In other words – it will have an impact but we don’t care!

Rather like saying I’ll  pay my council tax because I have to  but  I won’t pay into a pension because I’m feeling poor. The explore card expenditure is not just money paid out – it is money invested in the future  it  IS our pension plan – The young people of Suffolk – future builders, magistrates, nurses, shopkeepers, entrepreneurs, firemen, soldiers, carers, taxpayers – are our future and we will be relying on them in the years to come. It is in our interests to support them now so we can get the best out of them when we need them later on.

The administration tell us that we can’t afford it and that home-to-school transport cuts are  ameliorated by help with post-16 discretionary passes, and tempering the Catholic transport decision.

This is a red herring.

The Explore card is the most important home-to-school pass we had because it was such excellent value for money – giving halfprice travel at all times to all places to all young people at a total cost to the council of less than £30 a year for each of its 55,000 users!

Where a discretionary pass  gives one school day, school hour  journey each way at the cost of £150 a term to the parent and a lot more to the council, the explore card  was much more flexible- used by those studying in the evening or  multi-site, by those  wanting to attend a distant college because the local school didn’t run the course,, those on training courses outside the scope of Suffolk’s transport policy, starting a first time job or going to job interviews to find one. Those who want to go out safely in the evening, without worry about road conditions and ability to drive. Those who we don’t want to hang about the bus stop because they can’t afford to get on a bus. All  this for £30 a head.

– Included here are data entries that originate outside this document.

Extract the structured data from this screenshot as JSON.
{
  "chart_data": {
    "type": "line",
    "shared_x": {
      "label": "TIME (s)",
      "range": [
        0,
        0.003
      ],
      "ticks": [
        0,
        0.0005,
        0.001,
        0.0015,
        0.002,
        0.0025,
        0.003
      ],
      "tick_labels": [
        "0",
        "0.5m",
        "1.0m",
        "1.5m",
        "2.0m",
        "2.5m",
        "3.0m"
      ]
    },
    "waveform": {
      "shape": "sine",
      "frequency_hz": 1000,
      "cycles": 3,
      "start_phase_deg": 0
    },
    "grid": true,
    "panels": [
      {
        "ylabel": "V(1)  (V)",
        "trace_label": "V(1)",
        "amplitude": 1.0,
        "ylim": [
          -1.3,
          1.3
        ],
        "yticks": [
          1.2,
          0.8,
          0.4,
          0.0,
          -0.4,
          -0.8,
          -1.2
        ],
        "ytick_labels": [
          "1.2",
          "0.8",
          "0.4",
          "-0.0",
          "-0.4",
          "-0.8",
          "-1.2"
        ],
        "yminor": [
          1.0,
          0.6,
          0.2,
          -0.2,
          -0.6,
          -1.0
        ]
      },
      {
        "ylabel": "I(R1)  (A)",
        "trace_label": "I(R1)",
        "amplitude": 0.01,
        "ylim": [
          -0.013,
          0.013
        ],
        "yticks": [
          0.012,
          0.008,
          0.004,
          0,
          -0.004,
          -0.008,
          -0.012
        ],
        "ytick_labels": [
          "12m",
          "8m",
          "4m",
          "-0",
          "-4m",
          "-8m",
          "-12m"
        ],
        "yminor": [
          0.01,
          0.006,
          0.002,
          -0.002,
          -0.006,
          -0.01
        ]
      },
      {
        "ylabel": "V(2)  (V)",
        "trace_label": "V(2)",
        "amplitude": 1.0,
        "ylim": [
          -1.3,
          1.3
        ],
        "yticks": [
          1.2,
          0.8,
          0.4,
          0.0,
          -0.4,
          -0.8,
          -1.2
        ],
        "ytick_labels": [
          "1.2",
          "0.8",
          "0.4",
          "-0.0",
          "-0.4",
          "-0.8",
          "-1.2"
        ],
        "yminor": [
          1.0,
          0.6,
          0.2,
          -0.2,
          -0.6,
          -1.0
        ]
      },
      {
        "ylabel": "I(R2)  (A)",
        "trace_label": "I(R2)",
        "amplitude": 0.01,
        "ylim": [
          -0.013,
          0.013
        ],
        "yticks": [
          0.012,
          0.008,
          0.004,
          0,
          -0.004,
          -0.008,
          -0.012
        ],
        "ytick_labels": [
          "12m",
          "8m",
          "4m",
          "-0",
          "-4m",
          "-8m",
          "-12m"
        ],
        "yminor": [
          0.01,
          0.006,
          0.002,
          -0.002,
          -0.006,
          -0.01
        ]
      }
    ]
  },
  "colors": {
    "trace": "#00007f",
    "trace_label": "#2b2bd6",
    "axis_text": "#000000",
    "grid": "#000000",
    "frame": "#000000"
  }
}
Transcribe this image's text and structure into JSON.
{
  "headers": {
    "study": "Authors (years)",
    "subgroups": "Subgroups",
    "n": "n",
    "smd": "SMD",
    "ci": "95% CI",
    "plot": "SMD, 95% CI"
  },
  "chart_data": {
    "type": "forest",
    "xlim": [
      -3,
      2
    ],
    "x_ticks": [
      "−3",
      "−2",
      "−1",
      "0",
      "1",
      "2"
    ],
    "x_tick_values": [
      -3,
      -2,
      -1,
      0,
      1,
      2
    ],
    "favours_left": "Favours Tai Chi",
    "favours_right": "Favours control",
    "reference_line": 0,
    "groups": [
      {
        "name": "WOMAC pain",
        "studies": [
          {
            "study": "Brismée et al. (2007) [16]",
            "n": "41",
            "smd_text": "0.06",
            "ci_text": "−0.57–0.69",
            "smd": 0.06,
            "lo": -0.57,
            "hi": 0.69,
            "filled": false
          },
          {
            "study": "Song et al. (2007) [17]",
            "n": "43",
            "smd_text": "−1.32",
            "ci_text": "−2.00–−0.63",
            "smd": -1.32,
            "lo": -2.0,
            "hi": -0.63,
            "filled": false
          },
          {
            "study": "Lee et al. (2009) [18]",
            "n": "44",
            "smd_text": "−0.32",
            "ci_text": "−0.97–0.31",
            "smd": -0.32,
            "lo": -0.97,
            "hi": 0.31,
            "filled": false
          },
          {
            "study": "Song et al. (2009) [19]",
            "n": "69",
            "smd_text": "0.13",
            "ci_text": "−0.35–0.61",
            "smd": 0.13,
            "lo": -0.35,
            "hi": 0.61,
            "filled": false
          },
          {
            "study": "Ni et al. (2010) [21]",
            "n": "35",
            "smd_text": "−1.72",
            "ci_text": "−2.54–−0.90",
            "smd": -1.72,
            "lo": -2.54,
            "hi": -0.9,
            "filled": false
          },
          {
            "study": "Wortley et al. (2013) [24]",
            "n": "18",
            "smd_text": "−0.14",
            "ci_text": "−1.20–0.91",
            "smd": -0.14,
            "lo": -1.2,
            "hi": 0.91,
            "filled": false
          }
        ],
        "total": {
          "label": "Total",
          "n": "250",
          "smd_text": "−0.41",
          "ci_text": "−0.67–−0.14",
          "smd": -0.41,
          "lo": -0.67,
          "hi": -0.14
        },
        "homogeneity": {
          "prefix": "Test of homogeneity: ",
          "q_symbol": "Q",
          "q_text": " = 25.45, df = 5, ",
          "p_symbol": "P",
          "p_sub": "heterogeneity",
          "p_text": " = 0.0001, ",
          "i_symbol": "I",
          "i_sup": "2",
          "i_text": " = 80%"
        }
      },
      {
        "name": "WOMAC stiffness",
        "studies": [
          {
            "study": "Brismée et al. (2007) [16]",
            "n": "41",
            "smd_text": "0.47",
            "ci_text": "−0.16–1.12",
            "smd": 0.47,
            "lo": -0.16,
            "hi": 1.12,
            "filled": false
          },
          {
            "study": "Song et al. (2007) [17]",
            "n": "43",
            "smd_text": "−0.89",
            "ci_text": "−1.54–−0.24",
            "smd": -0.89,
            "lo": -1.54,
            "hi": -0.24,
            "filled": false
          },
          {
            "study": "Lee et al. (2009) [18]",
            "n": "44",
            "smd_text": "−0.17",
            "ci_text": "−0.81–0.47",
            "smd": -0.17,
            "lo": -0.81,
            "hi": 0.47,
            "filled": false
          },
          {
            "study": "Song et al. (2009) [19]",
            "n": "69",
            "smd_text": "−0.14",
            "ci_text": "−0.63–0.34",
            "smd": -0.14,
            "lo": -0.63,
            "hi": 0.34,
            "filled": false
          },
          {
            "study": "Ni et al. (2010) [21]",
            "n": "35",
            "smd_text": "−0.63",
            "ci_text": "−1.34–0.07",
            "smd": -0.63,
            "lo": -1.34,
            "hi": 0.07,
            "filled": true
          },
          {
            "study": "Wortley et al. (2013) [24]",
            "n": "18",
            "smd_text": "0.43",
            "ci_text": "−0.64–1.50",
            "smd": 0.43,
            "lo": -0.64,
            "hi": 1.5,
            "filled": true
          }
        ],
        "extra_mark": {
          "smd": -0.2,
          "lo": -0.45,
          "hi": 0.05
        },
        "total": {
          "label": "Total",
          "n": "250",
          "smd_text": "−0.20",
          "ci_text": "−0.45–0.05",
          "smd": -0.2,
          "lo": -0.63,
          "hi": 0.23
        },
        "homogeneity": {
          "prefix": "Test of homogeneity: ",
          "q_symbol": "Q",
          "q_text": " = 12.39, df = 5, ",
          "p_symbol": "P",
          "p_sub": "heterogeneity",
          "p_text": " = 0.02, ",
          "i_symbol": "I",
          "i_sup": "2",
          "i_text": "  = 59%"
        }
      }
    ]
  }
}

Colleagues, we can afford this investment in our future. I won’t remind you of some of the recent headlines on SCC expenditure  but  we all know that it is not as simple as “can’t pay wont pay” . Even in a time of cuts there’s a large element of what we choose to pay for. Suffolk is poor but resilient – we’ve enough in the reserves to pay to reverse  this decision and continue investing this  £30 a head in the future of these young people and our county.